We will introduce C*-bialgebras and Lévy Processes on C*-bialgebras. These are a generalization of compact topological semigroups and stochastic processes on compact topological semigroups that have 'independent increments' respectively. We will construct a family of C*-bialgebras and characterize the Lévy Processes on this family. To finish we will consider the Toeplitz algebra and investigate some processes on its C*-bialgebra structure and find concrete realizations of these processes on a commutative quotient subalgebra.

Ying-Fen Lin

Chordal graphs and Schur multipliers

I will first introduce partially defined Schur multipliers whose domains are operator systems associated with graphs. I will then describe necessary and sufficient conditions for the existence of extensions to fully defined positive Schur multipliers. Application of this result to the extension problem for partially positive definite functions on discrete groups will be given.

Helge Schäfer

The Number Of Cycles In Random Permutations Without Long Cycles

We consider random permutations without long cycles. It is shown that the number of cycles converges to a Gaussian limit as in the classical case. We provide asymptotic expansions for expected value and variance. This is joint work with V. Betz.

Einar Steingrímsson

Combinatorics vs. Probability: Counting vs. Estimating

Sometimes the difference between a combinatorialist and a (discrete) probabilist is just that the latter divides by N, while both start by counting the objects of some finite set.

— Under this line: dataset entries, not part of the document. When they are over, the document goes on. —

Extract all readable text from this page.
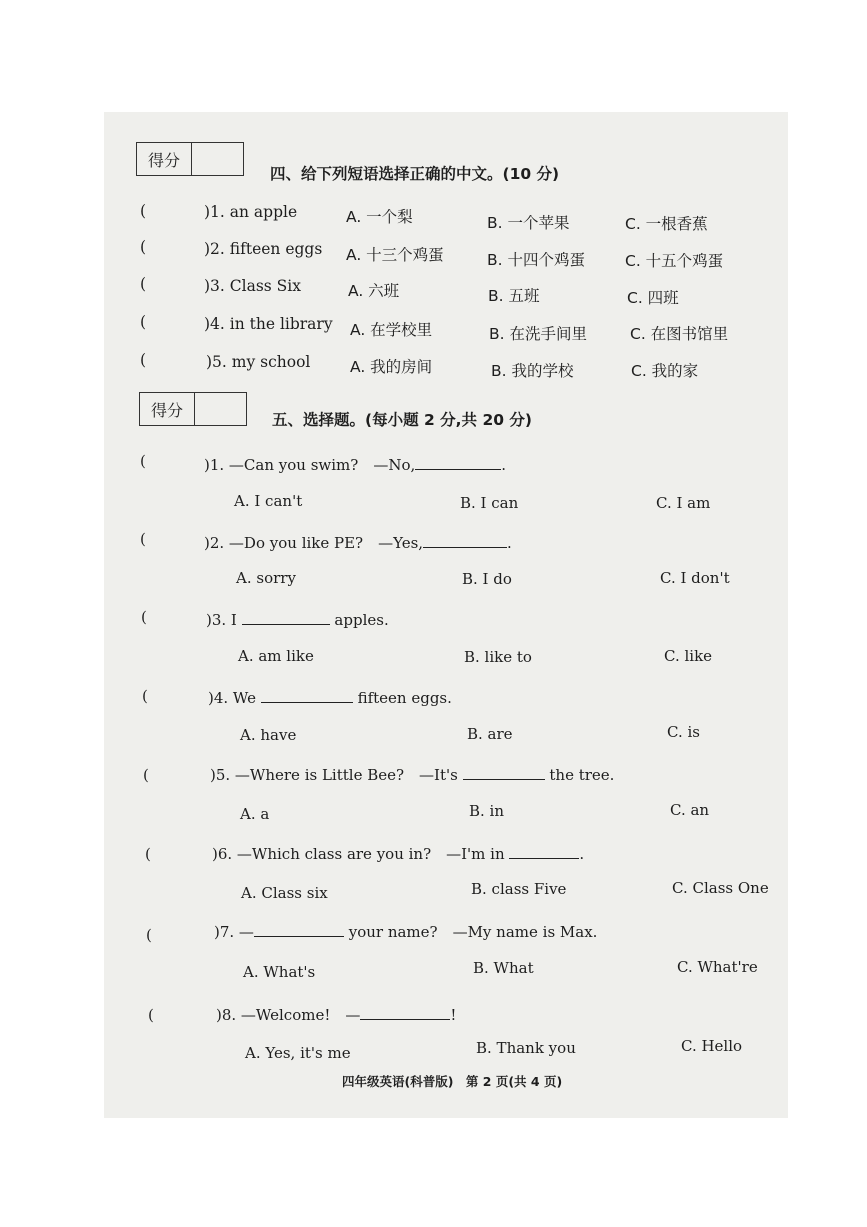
得分
四、给下列短语选择正确的中文。(10 分)
(	)1. an apple	A. 一个梨	B. 一个苹果	C. 一根香蕉
(	)2. fifteen eggs A. 十三个鸡蛋	B. 十四个鸡蛋	C. 十五个鸡蛋
(	)3. Class Six	A. 六班	B. 五班	C. 四班
(	)4. in the library A. 在学校里	B. 在洗手间里	C. 在图书馆里
(	)5. my school	A. 我的房间	B. 我的学校	C. 我的家
得分
五、选择题。(每小题 2 分,共 20 分)
(	)1. —Can you swim?　—No,	.
A. I can't	B. I can	C. I am
(	)2. —Do you like PE?　—Yes,	.
A. sorry	B. I do	C. I don't
(	)3. I	apples.
A. am like	B. like to	C. like
(	)4. We	fifteen eggs.
A. have	B. are	C. is
(	)5. —Where is Little Bee?　—It's	the tree.
A. a	B. in	C. an
(	)6. —Which class are you in?　—I'm in	.
A. Class six	B. class Five	C. Class One
(	)7. —	your name?　—My name is Max.
A. What's	B. What	C. What're
(	)8. —Welcome!　—	!
A. Yes, it's me	B. Thank you	C. Hello
四年级英语(科普版)　第 2 页(共 4 页)
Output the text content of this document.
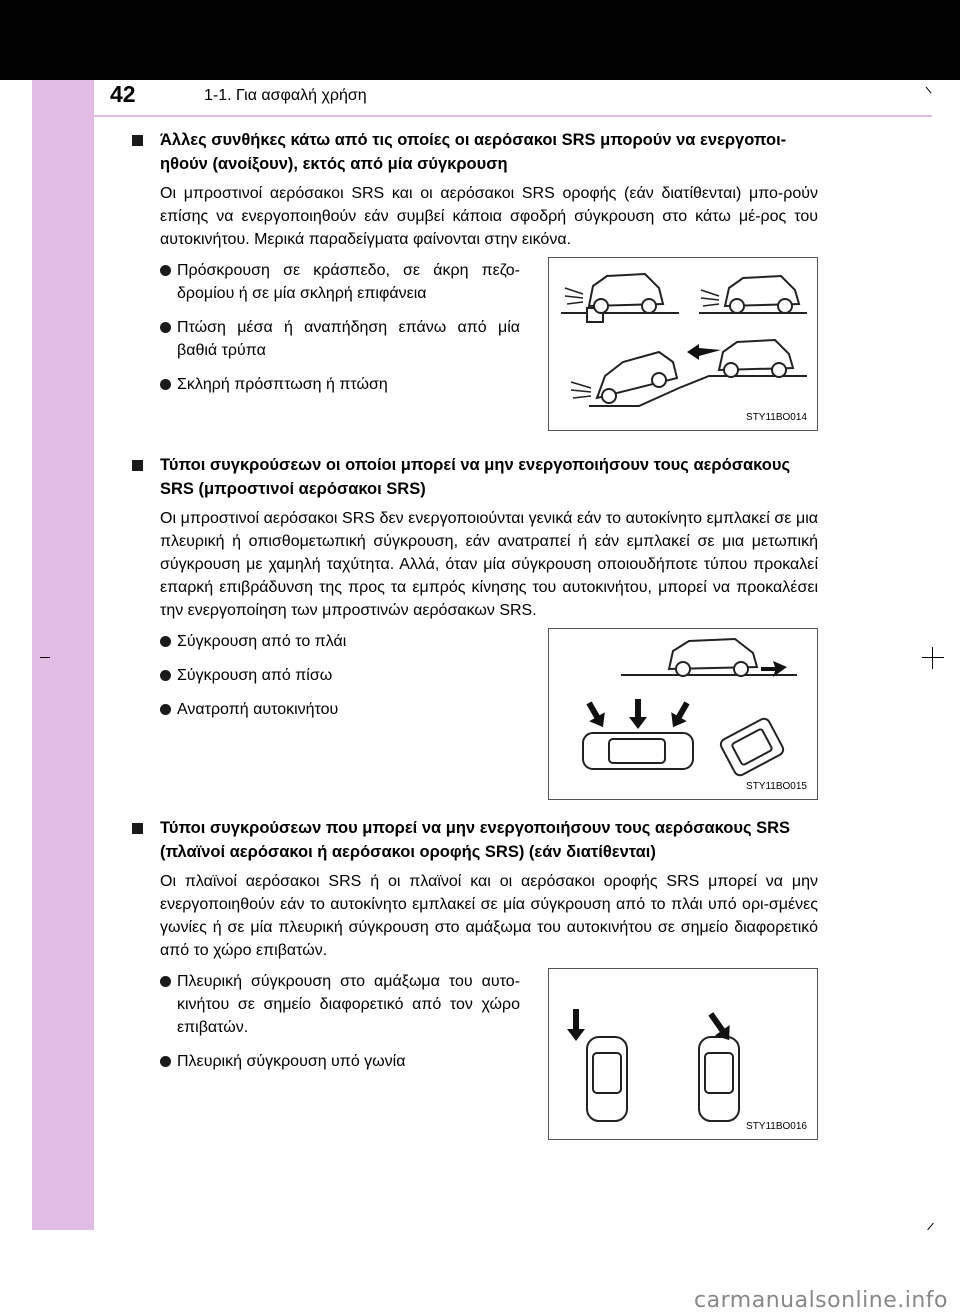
42	1-1. Για ασφαλή χρήση
Άλλες συνθήκες κάτω από τις οποίες οι αερόσακοι SRS μπορούν να ενεργοποι-ηθούν (ανοίξουν), εκτός από μία σύγκρουση

Οι μπροστινοί αερόσακοι SRS και οι αερόσακοι SRS οροφής (εάν διατίθενται) μπο-ρούν επίσης να ενεργοποιηθούν εάν συμβεί κάποια σφοδρή σύγκρουση στο κάτω μέ-ρος του αυτοκινήτου. Μερικά παραδείγματα φαίνονται στην εικόνα.

Πρόσκρουση σε κράσπεδο, σε άκρη πεζο-δρομίου ή σε μία σκληρή επιφάνεια
Πτώση μέσα ή αναπήδηση επάνω από μία βαθιά τρύπα
Σκληρή πρόσπτωση ή πτώση
STY11BO014
Τύποι συγκρούσεων οι οποίοι μπορεί να μην ενεργοποιήσουν τους αερόσακους SRS (μπροστινοί αερόσακοι SRS)

Οι μπροστινοί αερόσακοι SRS δεν ενεργοποιούνται γενικά εάν το αυτοκίνητο εμπλακεί σε μια πλευρική ή οπισθομετωπική σύγκρουση, εάν ανατραπεί ή εάν εμπλακεί σε μια μετωπική σύγκρουση με χαμηλή ταχύτητα. Αλλά, όταν μία σύγκρουση οποιουδήποτε τύπου προκαλεί επαρκή επιβράδυνση της προς τα εμπρός κίνησης του αυτοκινήτου, μπορεί να προκαλέσει την ενεργοποίηση των μπροστινών αερόσακων SRS.

Σύγκρουση από το πλάι
Σύγκρουση από πίσω
Ανατροπή αυτοκινήτου
STY11BO015
Τύποι συγκρούσεων που μπορεί να μην ενεργοποιήσουν τους αερόσακους SRS (πλαϊνοί αερόσακοι ή αερόσακοι οροφής SRS) (εάν διατίθενται)

Οι πλαϊνοί αερόσακοι SRS ή οι πλαϊνοί και οι αερόσακοι οροφής SRS μπορεί να μην ενεργοποιηθούν εάν το αυτοκίνητο εμπλακεί σε μία σύγκρουση από το πλάι υπό ορι-σμένες γωνίες ή σε μία πλευρική σύγκρουση στο αμάξωμα του αυτοκινήτου σε σημείο διαφορετικό από το χώρο επιβατών.

Πλευρική σύγκρουση στο αμάξωμα του αυτο-κινήτου σε σημείο διαφορετικό από τον χώρο επιβατών.
Πλευρική σύγκρουση υπό γωνία
STY11BO016
carmanualsonline.info
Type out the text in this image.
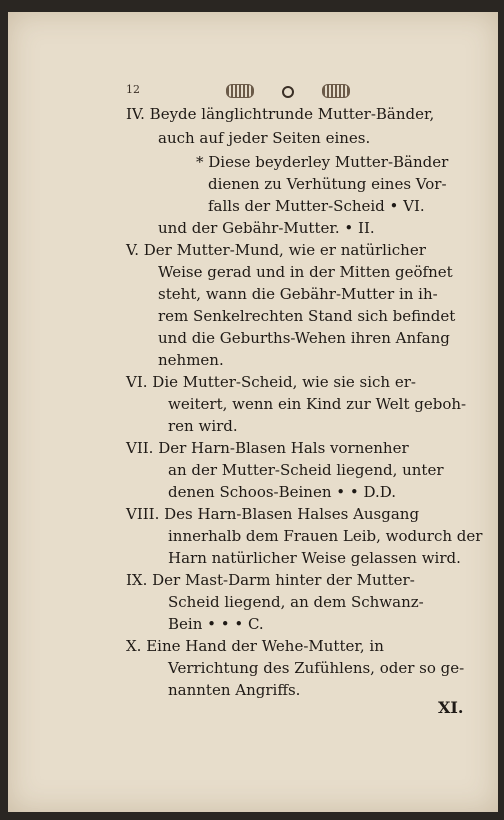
12
IV. Beyde länglichtrunde Mutter-Bänder,
auch auf jeder Seiten eines.
* Diese beyderley Mutter-Bänder
dienen zu Verhütung eines Vor-
falls der Mutter-Scheid • VI.
und der Gebähr-Mutter. • II.
V. Der Mutter-Mund, wie er natürlicher
Weise gerad und in der Mitten geöfnet
steht, wann die Gebähr-Mutter in ih-
rem Senkelrechten Stand sich befindet
und die Geburths-Wehen ihren Anfang
nehmen.
VI. Die Mutter-Scheid, wie sie sich er-
weitert, wenn ein Kind zur Welt geboh-
ren wird.
VII. Der Harn-Blasen Hals vornenher
an der Mutter-Scheid liegend, unter
denen Schoos-Beinen • • D.D.
VIII. Des Harn-Blasen Halses Ausgang
innerhalb dem Frauen Leib, wodurch der
Harn natürlicher Weise gelassen wird.
IX. Der Mast-Darm hinter der Mutter-
Scheid liegend, an dem Schwanz-
Bein • • • C.
X. Eine Hand der Wehe-Mutter, in
Verrichtung des Zufühlens, oder so ge-
nannten Angriffs.
XI.
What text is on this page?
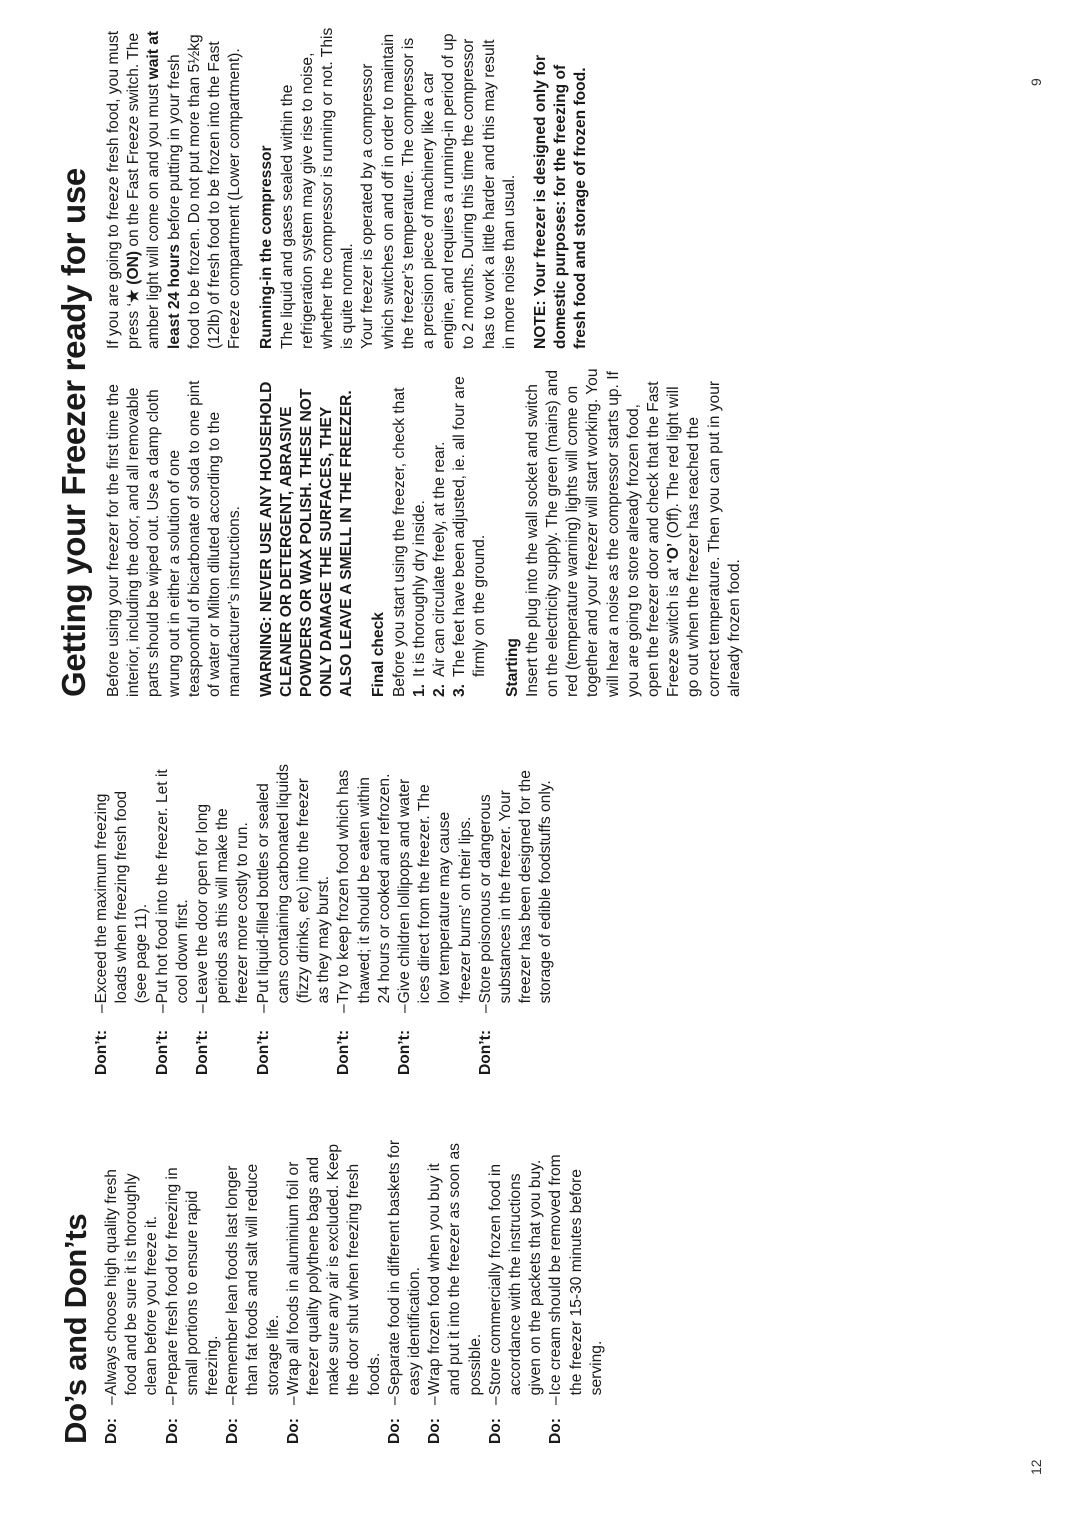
12
9
Do’s and Don’ts
Getting your Freezer ready for use
Do:
–
Always choose high quality fresh food and be sure it is thoroughly clean before you freeze it.
Do:
–
Prepare fresh food for freezing in small portions to ensure rapid freezing.
Do:
–
Remember lean foods last longer than fat foods and salt will reduce storage life.
Do:
–
Wrap all foods in aluminium foil or freezer quality polythene bags and make sure any air is excluded. Keep the door shut when freezing fresh foods.
Do:
–
Separate food in different baskets for easy identification.
Do:
–
Wrap frozen food when you buy it and put it into the freezer as soon as possible.
Do:
–
Store commercially frozen food in accordance with the instructions given on the packets that you buy.
Do:
–
Ice cream should be removed from the freezer 15-30 minutes before serving.
Don’t:
–
Exceed the maximum freezing loads when freezing fresh food (see page 11).
Don’t:
–
Put hot food into the freezer. Let it cool down first.
Don’t:
–
Leave the door open for long periods as this will make the freezer more costly to run.
Don’t:
–
Put liquid-filled bottles or sealed cans containing carbonated liquids (fizzy drinks, etc) into the freezer as they may burst.
Don’t:
–
Try to keep frozen food which has thawed; it should be eaten within 24 hours or cooked and refrozen.
Don’t:
–
Give children lollipops and water ices direct from the freezer. The low temperature may cause ‘freezer burns’ on their lips.
Don’t:
–
Store poisonous or dangerous substances in the freezer. Your freezer has been designed for the storage of edible foodstuffs only.

Before using your freezer for the first time the interior, including the door, and all removable parts should be wiped out. Use a damp cloth wrung out in either a solution of one teaspoonful of bicarbonate of soda to one pint of water or Milton diluted according to the manufacturer’s instructions. WARNING: NEVER USE ANY HOUSEHOLD CLEANER OR DETERGENT, ABRASIVE POWDERS OR WAX POLISH. THESE NOT ONLY DAMAGE THE SURFACES, THEY ALSO LEAVE A SMELL IN THE FREEZER. Final check Before you start using the freezer, check that 1.
It is thoroughly dry inside.
2.
Air can circulate freely, at the rear.
3.
The feet have been adjusted, ie. all four are firmly on the ground. Starting Insert the plug into the wall socket and switch on the electricity supply. The green (mains) and red (temperature warning) lights will come on together and your freezer will start working. You will hear a noise as the compressor starts up. If you are going to store already frozen food, open the freezer door and check that the Fast Freeze switch is at ‘O’ (Off). The red light will go out when the freezer has reached the correct temperature. Then you can put in your already frozen food.

If you are going to freeze fresh food, you must press ‘★ (ON) on the Fast Freeze switch. The amber light will come on and you must wait at least 24 hours before putting in your fresh food to be frozen. Do not put more than 5½kg (12lb) of fresh food to be frozen into the Fast Freeze compartment (Lower compartment). Running-in the compressor The liquid and gases sealed within the refrigeration system may give rise to noise, whether the compressor is running or not. This is quite normal. Your freezer is operated by a compressor which switches on and off in order to maintain the freezer’s temperature. The compressor is a precision piece of machinery like a car engine, and requires a running-in period of up to 2 months. During this time the compressor has to work a little harder and this may result in more noise than usual. NOTE: Your freezer is designed only for domestic purposes: for the freezing of fresh food and storage of frozen food.
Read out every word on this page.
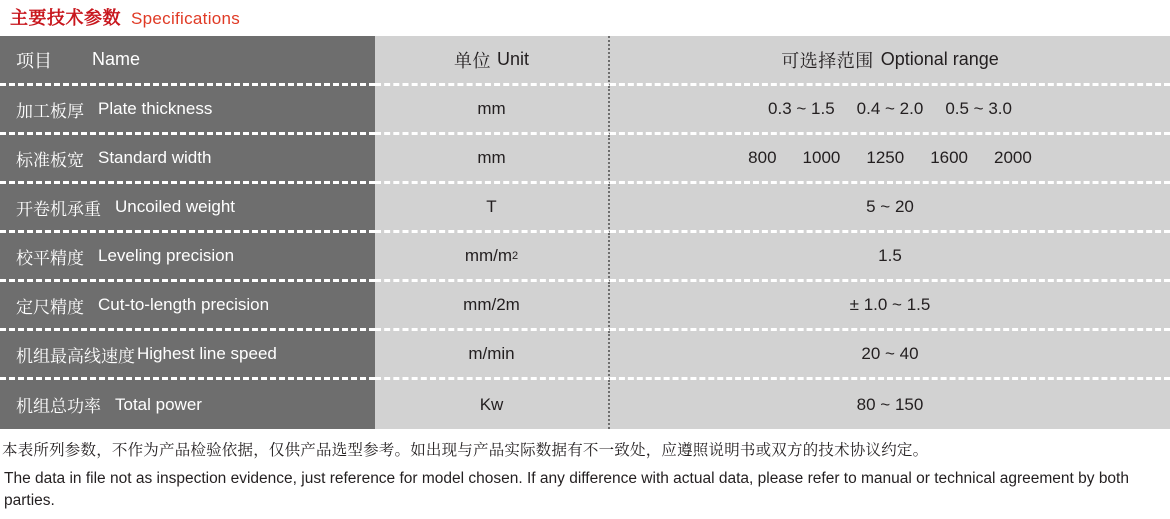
主要技术参数 Specifications
项目 Name	单位 Unit	可选择范围 Optional range

加工板厚 Plate thickness	mm	0.3 ~ 1.5 0.4 ~ 2.0 0.5 ~ 3.0

标准板宽 Standard width	mm	800 1000 1250 1600 2000

开卷机承重 Uncoiled weight	T	5 ~ 20

校平精度 Leveling precision	mm/m 2	1.5

定尺精度 Cut-to-length precision	mm/2m	± 1.0 ~ 1.5

机组最高线速度 Highest line speed	m/min	20 ~ 40

机组总功率 Total power	Kw	80 ~ 150
本表所列参数，不作为产品检验依据，仅供产品选型参考。如出现与产品实际数据有不一致处，应遵照说明书或双方的技术协议约定。
The data in file not as inspection evidence, just reference for model chosen. If any difference with actual data, please refer to manual or technical agreement by both parties.
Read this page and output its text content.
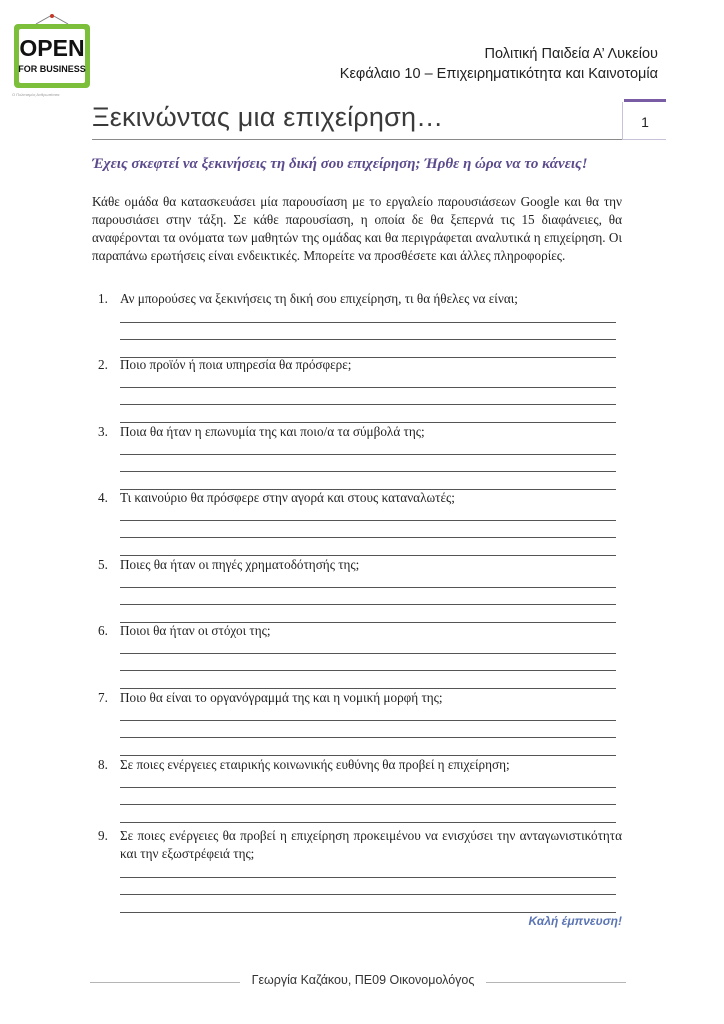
OPEN
FOR BUSINESS
Ο Πολιτισμός Ανθρωπίσσα
Πολιτική Παιδεία Α’ Λυκείου
Κεφάλαιο 10 – Επιχειρηματικότητα και Καινοτομία
Ξεκινώντας μια επιχείρηση…	1
Έχεις σκεφτεί να ξεκινήσεις τη δική σου επιχείρηση; Ήρθε η ώρα να το κάνεις!
Κάθε ομάδα θα κατασκευάσει μία παρουσίαση με το εργαλείο παρουσιάσεων Google και θα την παρουσιάσει στην τάξη. Σε κάθε παρουσίαση, η οποία δε θα ξεπερνά τις 15 διαφάνειες, θα αναφέρονται τα ονόματα των μαθητών της ομάδας και θα περιγράφεται αναλυτικά η επιχείρηση. Οι παραπάνω ερωτήσεις είναι ενδεικτικές. Μπορείτε να προσθέσετε και άλλες πληροφορίες.
1. Αν μπορούσες να ξεκινήσεις τη δική σου επιχείρηση, τι θα ήθελες να είναι;
2. Ποιο προϊόν ή ποια υπηρεσία θα πρόσφερε;
3. Ποια θα ήταν η επωνυμία της και ποιο/α τα σύμβολά της;
4. Τι καινούριο θα πρόσφερε στην αγορά και στους καταναλωτές;
5. Ποιες θα ήταν οι πηγές χρηματοδότησής της;
6. Ποιοι θα ήταν οι στόχοι της;
7. Ποιο θα είναι το οργανόγραμμά της και η νομική μορφή της;
8. Σε ποιες ενέργειες εταιρικής κοινωνικής ευθύνης θα προβεί η επιχείρηση;
9. Σε ποιες ενέργειες θα προβεί η επιχείρηση προκειμένου να ενισχύσει την ανταγωνιστικότητα και την εξωστρέφειά της;
Καλή έμπνευση!
Γεωργία Καζάκου, ΠΕ09 Οικονομολόγος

In my neck of the combinatorics woods, counting is done in several different ways. There is the "plain" counting of coming up with a formula for the number of objects in a set, and then there is counting by generating functions (essentially Taylor series), where counting is done in a "wholesale" manner, somewhat similar to doing linear algebra with matrix expressions to avoid the mess of dealing with individual matrix entries. A third way to count avoids the counting altogether by exhibiting a bijection to a set of objects whose numbers we already know.

I will illustrate some aspects of these methods with examples, involving such things as the expected number of fixed points in a random permutation, the probability of a random walk in one dimension returning to the origin and the question of whether men or women have more sisters.

I will also describe the work of probabilists (Madras and Liu, 2010) that sheds some light on a hard, unsolved counting problem, that of determining how many permutations of length n avoid the pattern 1324, that is, how many such permutations have no four entries appearing in the same order of size as 1,3,2,4. This problem has also seen recent progress made by combinatorialists (Conway and Guttmann, 2015) using analytic methods in dealing with generating functions, to estimate asymptotics.

References

  • N. Madras and H. Liu (2010) Random pattern-avoiding permutations. In Algorithmic Probability and Combinatorics (M. E. Lladser et al., eds), Vol. 520 of Contemporary Mathematics, AMS.
  • A. R. Conway and A. J. Guttmann. On 1324-avoiding permutations. Adv. in Appl. Math., 64(0):50–69, 2015.